Common Voice Spontaneous Speech 1.0 - Ushojo
Locale: ush
Size: 102.40 MB
Task: ASR
Format: MP3
License: CC-0
[Ushojo] — Ushojo (ush
)
This datasheet is for version 23.0 of the the Mozilla Common Voice Spontaneous Speech dataset
for Ushojo (ush
).
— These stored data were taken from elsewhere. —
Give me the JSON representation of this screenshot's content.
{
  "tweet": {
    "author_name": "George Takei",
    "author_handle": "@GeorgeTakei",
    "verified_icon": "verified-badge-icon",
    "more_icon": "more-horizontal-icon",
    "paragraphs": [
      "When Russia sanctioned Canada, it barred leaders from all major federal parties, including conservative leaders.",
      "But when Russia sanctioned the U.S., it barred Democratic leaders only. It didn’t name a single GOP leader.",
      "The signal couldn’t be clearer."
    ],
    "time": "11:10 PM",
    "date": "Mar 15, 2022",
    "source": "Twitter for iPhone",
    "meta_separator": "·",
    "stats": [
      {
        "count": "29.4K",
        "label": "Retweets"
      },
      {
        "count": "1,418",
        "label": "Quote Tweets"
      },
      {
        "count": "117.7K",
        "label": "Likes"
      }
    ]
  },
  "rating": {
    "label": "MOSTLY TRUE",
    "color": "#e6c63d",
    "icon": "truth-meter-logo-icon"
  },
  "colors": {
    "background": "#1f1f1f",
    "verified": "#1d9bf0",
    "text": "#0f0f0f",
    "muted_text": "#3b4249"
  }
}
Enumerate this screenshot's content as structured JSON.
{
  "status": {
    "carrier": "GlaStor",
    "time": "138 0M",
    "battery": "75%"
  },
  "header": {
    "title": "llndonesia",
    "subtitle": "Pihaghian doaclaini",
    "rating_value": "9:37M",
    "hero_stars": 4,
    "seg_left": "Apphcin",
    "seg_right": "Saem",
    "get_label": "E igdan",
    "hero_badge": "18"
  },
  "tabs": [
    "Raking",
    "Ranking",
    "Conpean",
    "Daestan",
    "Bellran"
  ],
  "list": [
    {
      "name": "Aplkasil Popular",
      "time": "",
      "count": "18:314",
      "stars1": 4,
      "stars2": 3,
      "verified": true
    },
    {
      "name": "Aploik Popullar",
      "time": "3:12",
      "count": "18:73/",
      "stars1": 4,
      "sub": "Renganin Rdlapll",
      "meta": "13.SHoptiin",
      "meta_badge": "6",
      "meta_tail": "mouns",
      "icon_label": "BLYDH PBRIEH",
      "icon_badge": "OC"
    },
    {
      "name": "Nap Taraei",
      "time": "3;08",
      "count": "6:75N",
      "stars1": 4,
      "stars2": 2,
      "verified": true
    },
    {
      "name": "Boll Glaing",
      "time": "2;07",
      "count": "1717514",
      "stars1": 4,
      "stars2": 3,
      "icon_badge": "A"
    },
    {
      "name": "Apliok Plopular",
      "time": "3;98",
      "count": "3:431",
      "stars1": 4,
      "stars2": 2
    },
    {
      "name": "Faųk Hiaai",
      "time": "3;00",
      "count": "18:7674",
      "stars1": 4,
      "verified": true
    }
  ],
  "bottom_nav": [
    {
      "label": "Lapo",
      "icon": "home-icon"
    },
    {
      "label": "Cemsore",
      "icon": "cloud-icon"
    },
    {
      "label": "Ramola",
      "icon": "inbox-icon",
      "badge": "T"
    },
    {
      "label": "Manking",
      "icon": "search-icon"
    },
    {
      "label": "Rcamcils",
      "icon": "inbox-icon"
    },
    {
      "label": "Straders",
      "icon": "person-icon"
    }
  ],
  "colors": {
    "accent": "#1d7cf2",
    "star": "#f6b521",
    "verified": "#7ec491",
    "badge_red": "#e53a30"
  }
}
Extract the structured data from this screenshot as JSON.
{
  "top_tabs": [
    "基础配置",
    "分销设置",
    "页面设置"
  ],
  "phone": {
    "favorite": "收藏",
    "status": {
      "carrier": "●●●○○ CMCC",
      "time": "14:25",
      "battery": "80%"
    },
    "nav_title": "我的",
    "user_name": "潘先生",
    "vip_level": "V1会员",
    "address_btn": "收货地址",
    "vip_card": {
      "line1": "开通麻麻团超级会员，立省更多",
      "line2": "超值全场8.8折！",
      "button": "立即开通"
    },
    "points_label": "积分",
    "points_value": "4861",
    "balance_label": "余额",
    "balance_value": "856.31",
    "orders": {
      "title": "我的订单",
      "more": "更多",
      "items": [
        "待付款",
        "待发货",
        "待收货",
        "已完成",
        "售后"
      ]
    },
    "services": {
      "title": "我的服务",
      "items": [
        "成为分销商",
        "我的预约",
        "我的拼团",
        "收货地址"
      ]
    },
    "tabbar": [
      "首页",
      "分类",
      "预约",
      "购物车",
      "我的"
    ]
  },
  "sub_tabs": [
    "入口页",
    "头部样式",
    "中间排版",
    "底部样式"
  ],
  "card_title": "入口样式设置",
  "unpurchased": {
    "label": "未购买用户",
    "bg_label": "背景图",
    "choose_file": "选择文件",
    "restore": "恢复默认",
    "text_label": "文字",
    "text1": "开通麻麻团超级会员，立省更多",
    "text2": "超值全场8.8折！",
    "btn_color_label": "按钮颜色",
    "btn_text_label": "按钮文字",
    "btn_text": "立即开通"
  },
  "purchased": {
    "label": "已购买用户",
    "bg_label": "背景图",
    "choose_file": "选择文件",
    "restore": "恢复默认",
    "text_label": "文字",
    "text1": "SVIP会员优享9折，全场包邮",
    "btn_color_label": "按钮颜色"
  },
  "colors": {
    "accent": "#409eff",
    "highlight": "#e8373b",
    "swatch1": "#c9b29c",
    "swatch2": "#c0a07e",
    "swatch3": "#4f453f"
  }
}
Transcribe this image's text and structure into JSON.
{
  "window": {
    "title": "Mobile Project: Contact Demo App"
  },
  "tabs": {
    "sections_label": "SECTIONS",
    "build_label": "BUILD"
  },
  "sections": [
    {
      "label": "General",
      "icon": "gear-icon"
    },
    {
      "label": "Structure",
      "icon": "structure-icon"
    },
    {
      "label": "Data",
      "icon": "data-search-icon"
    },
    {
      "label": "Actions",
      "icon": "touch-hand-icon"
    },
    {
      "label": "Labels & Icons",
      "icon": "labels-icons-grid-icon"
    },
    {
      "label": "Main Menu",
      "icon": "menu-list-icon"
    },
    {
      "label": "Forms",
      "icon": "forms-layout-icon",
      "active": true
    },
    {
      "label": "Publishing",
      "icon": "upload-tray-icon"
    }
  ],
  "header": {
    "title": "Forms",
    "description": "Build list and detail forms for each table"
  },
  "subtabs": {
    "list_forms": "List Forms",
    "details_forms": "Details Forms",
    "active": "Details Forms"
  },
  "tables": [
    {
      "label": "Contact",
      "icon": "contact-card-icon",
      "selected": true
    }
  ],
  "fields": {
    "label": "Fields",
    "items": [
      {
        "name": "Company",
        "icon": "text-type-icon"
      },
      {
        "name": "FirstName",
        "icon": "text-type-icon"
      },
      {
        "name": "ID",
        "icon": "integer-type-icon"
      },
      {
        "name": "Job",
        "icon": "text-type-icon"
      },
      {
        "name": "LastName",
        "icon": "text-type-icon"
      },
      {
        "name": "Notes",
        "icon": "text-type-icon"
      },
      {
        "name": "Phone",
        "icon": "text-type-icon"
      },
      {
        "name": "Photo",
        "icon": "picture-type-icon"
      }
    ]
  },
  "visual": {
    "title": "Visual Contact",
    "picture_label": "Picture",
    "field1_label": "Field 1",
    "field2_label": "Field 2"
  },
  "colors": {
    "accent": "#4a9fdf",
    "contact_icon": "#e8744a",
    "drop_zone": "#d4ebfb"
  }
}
The dataset contains 6 hours of recorded
speech (5 hours validated) from 10 speakers.
Language
Ushojo is an Indo-Aryan language spoken by about 1000-1200 people in Bishigram near Madyan in Swat Pakistan
Demographic information
The dataset includes the following distribution of age and gender.
Gender
Self-declared gender information, frequency refers to the number of clips annotated with this gender.
Age
Self-declared age information, frequency refers to the number of clips annotated with this age band.
Transcriptions
Spontaneous speech prompted to the system and then transcribed into audio.
Writing system
Shina, Torwali based on Perso-Arabic
Symbol table
ݜ، ڙ، ڇ، أ، نڑ different from Urdu
Questions
There follows a randomly selected sample of transcribed responses from the corpus. تُو کامیک رونگ خوشاریلا؟ می تا ہر فن خوشاریما کے فن خو فن بینو. تو کدا کدا خارو کئی بجونو خوشاریما؟ پٹوئیا کارے جے کاروبار اِسٹارٹ بینو؟ تو آسو جیب رس بئیلا؟
Responses
There follows a randomly selected sample of transcribed responses from the corpus. می تہ ہر فن خوشاریما کے فن خو فن بینو۔ می تہ ݜیلو رونگ لالو خوش ہنو۔ آسو شیِدلے موسم در خار کئی بجونو خوشاریما۔ کے گرمی نی بیلو۔ موسم برابر بیلو۔ ہاں۔ مہ تی توسی جیب شنوٹو شنوٹو رز بئیلا۔ مہ تی کامن وائس بارا در تپوس کیلا۔
Recommended post-processing
More datasets needed
Community links
With the community. I have good network with them
Discussions
No
Contribute
NA
Datasheet authors
Zubair Torwali, ztorwali@gmail.com 2. Javid Iqbal Torwali email: jitorwali@gmail.com
Citation guidelines
Javid Iqbal Torwali ' 2. Ihsan Ullah 3. Tariq Aziz 4. Zubair Torwali
Funding
yes we acknowledge
Licence
This dataset is released under the Creative Commons Zero (CC-0) licence. By downloading this data you agree to not determine the identity of speakers in the dataset.